19 09 2013

Joël Tettamanti
Images issues de la série Cols Alpins, Suisse, 2001-2012

19 09 2013

Joël Tettamanti
Images issues de la série Where the mountains have no name, Népal, 2011-2012

 

Non je n’avais pas oublié Joël Tettamanti pour figurer au sein de ce blog. Vous vous doutez bien qu’il était dans ma (longue) liste. J’attendais juste le bon moment, voire même une occasion particulière comme sa victoire sur le Lacanau pro 2013 ou plus simplement la publication d’un nouvel ouvrage sur son travail. Pas facile de trouver le bon timing. Aussi compliqué que de mettre la main sur ce photographe-voyageur.

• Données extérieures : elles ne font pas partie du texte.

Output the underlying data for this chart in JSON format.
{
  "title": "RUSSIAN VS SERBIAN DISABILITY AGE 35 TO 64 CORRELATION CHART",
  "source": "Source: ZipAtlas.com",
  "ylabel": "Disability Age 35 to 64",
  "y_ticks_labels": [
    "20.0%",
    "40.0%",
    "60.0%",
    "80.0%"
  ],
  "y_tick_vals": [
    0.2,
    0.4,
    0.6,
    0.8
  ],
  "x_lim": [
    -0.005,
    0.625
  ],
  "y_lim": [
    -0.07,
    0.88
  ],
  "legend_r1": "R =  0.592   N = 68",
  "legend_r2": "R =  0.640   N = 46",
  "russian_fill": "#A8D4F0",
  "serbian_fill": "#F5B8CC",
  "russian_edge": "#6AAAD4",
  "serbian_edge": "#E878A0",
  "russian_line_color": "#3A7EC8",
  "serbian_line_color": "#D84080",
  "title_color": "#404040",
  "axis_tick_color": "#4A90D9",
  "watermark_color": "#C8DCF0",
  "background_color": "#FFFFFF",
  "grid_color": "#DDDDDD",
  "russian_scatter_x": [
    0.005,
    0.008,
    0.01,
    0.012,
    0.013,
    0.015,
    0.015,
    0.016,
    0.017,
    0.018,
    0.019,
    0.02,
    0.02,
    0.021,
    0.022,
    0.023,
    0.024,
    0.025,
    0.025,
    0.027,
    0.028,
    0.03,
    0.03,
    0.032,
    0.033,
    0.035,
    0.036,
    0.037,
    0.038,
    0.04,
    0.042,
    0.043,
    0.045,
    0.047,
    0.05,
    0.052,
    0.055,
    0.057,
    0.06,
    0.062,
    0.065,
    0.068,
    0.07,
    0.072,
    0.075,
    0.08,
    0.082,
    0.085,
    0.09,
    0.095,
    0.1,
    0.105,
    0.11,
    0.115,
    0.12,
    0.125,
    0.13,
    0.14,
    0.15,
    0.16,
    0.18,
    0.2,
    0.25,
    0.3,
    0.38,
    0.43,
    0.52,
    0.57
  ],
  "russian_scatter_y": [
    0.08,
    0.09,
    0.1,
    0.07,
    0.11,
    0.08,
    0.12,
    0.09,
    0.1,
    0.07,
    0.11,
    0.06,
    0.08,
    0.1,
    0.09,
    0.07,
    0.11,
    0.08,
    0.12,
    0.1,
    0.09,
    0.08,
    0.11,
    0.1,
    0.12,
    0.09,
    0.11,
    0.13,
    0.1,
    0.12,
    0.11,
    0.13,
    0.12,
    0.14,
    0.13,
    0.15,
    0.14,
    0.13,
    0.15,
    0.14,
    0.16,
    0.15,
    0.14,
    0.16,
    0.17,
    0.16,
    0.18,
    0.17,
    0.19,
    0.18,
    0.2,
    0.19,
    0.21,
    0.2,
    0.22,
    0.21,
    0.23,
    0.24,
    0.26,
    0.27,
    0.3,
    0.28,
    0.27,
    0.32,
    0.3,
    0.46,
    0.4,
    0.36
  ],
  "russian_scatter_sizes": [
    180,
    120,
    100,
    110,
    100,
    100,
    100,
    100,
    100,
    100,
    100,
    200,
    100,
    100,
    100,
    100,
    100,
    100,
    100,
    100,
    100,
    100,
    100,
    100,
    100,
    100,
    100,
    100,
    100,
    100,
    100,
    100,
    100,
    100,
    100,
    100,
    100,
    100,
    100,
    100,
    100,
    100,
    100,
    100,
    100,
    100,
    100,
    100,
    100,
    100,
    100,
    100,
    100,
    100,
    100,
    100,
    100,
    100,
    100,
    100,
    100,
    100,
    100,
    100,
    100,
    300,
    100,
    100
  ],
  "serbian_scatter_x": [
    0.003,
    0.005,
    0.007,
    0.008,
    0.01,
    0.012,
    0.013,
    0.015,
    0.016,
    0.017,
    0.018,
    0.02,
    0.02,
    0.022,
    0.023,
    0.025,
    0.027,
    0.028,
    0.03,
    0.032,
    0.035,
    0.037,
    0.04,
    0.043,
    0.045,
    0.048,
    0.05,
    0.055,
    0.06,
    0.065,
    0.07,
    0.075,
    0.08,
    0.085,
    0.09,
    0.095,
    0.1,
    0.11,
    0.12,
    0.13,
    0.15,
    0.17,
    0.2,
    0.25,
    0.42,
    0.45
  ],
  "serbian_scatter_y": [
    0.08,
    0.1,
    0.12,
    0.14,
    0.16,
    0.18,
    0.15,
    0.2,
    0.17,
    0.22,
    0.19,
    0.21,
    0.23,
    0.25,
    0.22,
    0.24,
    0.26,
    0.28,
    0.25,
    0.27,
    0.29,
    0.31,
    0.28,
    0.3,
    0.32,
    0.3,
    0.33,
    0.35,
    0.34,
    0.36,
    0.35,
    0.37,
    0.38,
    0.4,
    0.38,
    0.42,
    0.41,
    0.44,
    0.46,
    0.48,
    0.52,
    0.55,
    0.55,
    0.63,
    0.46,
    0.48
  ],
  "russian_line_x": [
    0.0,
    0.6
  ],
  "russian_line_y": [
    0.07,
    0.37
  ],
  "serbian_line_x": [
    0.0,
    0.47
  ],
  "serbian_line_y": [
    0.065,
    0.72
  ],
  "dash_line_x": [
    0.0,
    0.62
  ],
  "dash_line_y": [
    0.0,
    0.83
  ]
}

Difficile aussi de réduire son travail à la montagne (c’est néanmoins le jeu ici) tant il arpente de territoires mais cet élément semble revêtir pour lui une signification particulière. Ayant vécu dans les paysages vallonés du Lesotho pendant sa jeunesse puis dans le très vallonné Jura suisse, la montagne c’est son habitat naturel. Tout simplement. L’une de ses premières séries intitulée Cols Alpins, et qu’il débutera (2001) lors de ses études, prendra lieu et place au sein de proches vallées actant de son affinité pour la roche, le blanc ainsi qu’une certaine solitude. C’est par ses images que je l’ai rencontré.

«La série partait d’un constat très simple: en Suisse, l’accessibilité de la montagne est exacerbée. Partout, on peut accéder par des routes parfaitement carrossables à des cols, sans quitter sa voiture on arrive à des altitudes très élevées. Ce paradoxe de montagne bâtie m’a fasciné.»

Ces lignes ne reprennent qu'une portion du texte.